Australian rules footballer

Trent Bartlett (born 26 November 1976) is a former Australian rules footballer who played with the Brisbane Bears, Brisbane Lions and Western Bulldogs in the Australian Football League (AFL).

Bartlett captained Tasmania in the Teal Cup and was playing for Deloraine when he was picked up by the Brisbane Bears, with the 45th selection of the 1993 AFL draft. He was used at centre half back at the Bears and spent some time as a key forward when he switched to the Lions in 1998, only after sitting out of football in 1997 with an ankle injury.

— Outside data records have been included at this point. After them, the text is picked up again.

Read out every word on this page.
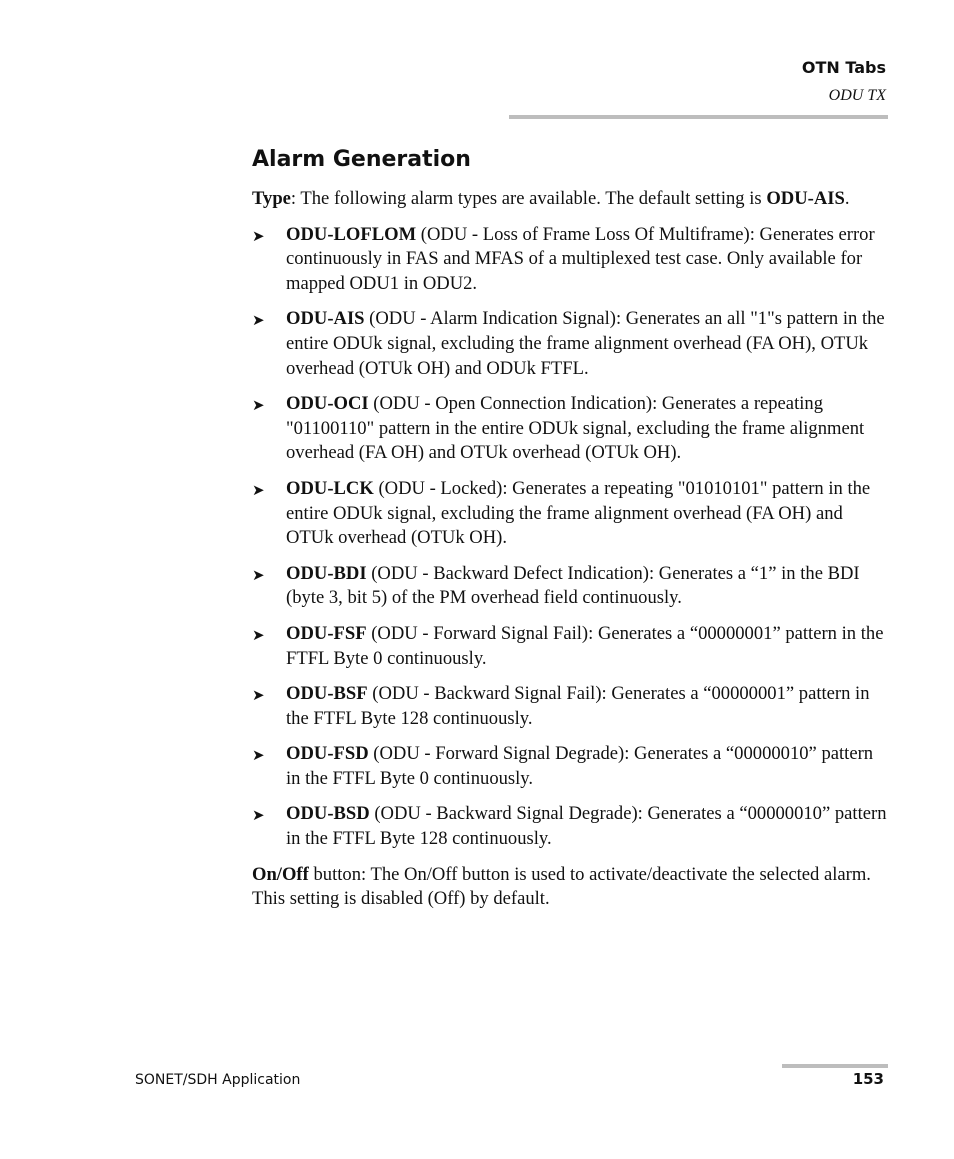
OTN Tabs
ODU TX
Alarm Generation

Type: The following alarm types are available. The default setting is ODU-AIS.

➤ ODU-LOFLOM (ODU - Loss of Frame Loss Of Multiframe): Generates error continuously in FAS and MFAS of a multiplexed test case. Only available for mapped ODU1 in ODU2.
➤ ODU-AIS (ODU - Alarm Indication Signal): Generates an all "1"s pattern in the entire ODUk signal, excluding the frame alignment overhead (FA OH), OTUk overhead (OTUk OH) and ODUk FTFL.
➤ ODU-OCI (ODU - Open Connection Indication): Generates a repeating "01100110" pattern in the entire ODUk signal, excluding the frame alignment overhead (FA OH) and OTUk overhead (OTUk OH).
➤ ODU-LCK (ODU - Locked): Generates a repeating "01010101" pattern in the entire ODUk signal, excluding the frame alignment overhead (FA OH) and OTUk overhead (OTUk OH).
➤ ODU-BDI (ODU - Backward Defect Indication): Generates a “1” in the BDI (byte 3, bit 5) of the PM overhead field continuously.
➤ ODU-FSF (ODU - Forward Signal Fail): Generates a “00000001” pattern in the FTFL Byte 0 continuously.
➤ ODU-BSF (ODU - Backward Signal Fail): Generates a “00000001” pattern in the FTFL Byte 128 continuously.
➤ ODU-FSD (ODU - Forward Signal Degrade): Generates a “00000010” pattern in the FTFL Byte 0 continuously.
➤ ODU-BSD (ODU - Backward Signal Degrade): Generates a “00000010” pattern in the FTFL Byte 128 continuously.

On/Off button: The On/Off button is used to activate/deactivate the selected alarm. This setting is disabled (Off) by default.

SONET/SDH Application	153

He was traded to the Western Bulldogs in 2000, for Michael Martin and played 21 games for the season. As a tall forward, he kicked five goals in a win over Carlton that year.

Bartlett played for Tasmanian Devils Football Club in the Victorian Football League between 2003 and 2006.

In 2016 Bartlett was appointed coach of the Clarence Football Club however resigned from the position in June 2016.